Why? The family is losing four personal exemptions. Wittich said generally speaking, Minnesota families with kids will see the biggest boost in their Minnesota taxes.
Our single homeowner earning $45,000 per year does better. They will pay $800 less in federal taxes, and $113 less in Minnesota taxes.
“It’s different in every situation, which makes it difficult to plan and when it’s difficult to plan people miss out,” Wittich said.
Another problem: The new federal tax law eliminates incentives to itemize deductions for items like charitable contributions and unreimbursed work expenses. But, if Minnesota doesn’t pass a new tax bill, itemizing could still save you a lot of money on your state taxes.
And that means if you do your own taxes, you may leave out items that could lower your tax bill.

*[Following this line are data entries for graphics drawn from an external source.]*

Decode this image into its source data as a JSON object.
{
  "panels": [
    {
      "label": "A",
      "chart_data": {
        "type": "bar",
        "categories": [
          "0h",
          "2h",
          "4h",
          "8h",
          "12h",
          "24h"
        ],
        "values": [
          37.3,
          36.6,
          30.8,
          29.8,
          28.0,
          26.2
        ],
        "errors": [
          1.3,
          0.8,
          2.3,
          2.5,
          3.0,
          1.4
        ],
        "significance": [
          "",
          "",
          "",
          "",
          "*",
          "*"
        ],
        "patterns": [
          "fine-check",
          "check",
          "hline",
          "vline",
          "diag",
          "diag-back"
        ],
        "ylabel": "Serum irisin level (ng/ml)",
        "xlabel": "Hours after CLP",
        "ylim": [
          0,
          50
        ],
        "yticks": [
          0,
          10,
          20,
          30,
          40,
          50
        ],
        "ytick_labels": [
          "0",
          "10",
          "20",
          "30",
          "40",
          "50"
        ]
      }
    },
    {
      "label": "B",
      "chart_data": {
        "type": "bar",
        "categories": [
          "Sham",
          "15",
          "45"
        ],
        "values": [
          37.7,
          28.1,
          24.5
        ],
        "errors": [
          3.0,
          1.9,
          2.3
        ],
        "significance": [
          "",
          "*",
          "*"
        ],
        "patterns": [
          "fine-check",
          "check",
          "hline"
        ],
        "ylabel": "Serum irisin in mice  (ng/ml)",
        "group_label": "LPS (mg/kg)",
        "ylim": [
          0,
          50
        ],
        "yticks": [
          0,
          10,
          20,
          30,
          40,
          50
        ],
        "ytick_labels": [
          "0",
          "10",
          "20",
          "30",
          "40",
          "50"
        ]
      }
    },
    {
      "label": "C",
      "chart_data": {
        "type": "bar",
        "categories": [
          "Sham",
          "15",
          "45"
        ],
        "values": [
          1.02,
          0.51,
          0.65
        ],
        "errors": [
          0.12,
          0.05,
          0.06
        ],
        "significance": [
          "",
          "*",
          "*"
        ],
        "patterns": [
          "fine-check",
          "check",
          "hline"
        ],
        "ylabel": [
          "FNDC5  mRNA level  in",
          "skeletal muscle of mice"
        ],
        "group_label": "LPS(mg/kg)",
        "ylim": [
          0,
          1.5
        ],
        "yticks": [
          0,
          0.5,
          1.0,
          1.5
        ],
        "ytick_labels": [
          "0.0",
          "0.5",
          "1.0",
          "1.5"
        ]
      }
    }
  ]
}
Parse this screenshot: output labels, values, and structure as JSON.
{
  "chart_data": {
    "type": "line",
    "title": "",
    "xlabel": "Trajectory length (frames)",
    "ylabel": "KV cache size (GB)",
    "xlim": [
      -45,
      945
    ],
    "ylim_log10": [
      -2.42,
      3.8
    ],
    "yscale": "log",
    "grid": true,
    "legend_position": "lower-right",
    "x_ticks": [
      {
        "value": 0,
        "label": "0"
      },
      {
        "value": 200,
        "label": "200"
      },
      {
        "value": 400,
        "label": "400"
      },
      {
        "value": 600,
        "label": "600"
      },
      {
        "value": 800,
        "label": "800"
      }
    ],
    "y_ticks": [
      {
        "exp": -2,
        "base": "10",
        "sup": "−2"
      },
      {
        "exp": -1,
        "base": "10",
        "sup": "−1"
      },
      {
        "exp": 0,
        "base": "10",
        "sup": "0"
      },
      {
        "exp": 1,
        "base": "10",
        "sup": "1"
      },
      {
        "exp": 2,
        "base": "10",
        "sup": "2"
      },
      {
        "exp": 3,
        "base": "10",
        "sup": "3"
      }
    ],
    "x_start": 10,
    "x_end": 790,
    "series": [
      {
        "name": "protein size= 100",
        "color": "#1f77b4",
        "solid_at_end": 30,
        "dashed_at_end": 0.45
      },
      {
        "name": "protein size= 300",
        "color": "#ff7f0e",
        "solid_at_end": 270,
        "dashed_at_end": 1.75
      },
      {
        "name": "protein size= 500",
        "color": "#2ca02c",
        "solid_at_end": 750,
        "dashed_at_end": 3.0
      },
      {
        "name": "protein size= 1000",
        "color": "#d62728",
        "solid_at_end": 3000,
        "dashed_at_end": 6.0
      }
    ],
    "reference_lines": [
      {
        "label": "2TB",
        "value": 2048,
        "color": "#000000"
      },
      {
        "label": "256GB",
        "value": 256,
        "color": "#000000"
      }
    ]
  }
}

“You are going to need to recalculate your Minnesota return in a different way and that is going to lead to confusion, and that kind of confusion leads to people paying more,” Wittich said.
The biggest tip from CPA Chris Wittich with all this confusion at the Legislature is that if you are itemizing items now, keep doing it. Even if you don’t need if for your federal taxes anymore, it could still save you on your Minnesota taxes next year.
Bottom line, taxes will be a lot more complicated next year without a new Minnesota tax bill.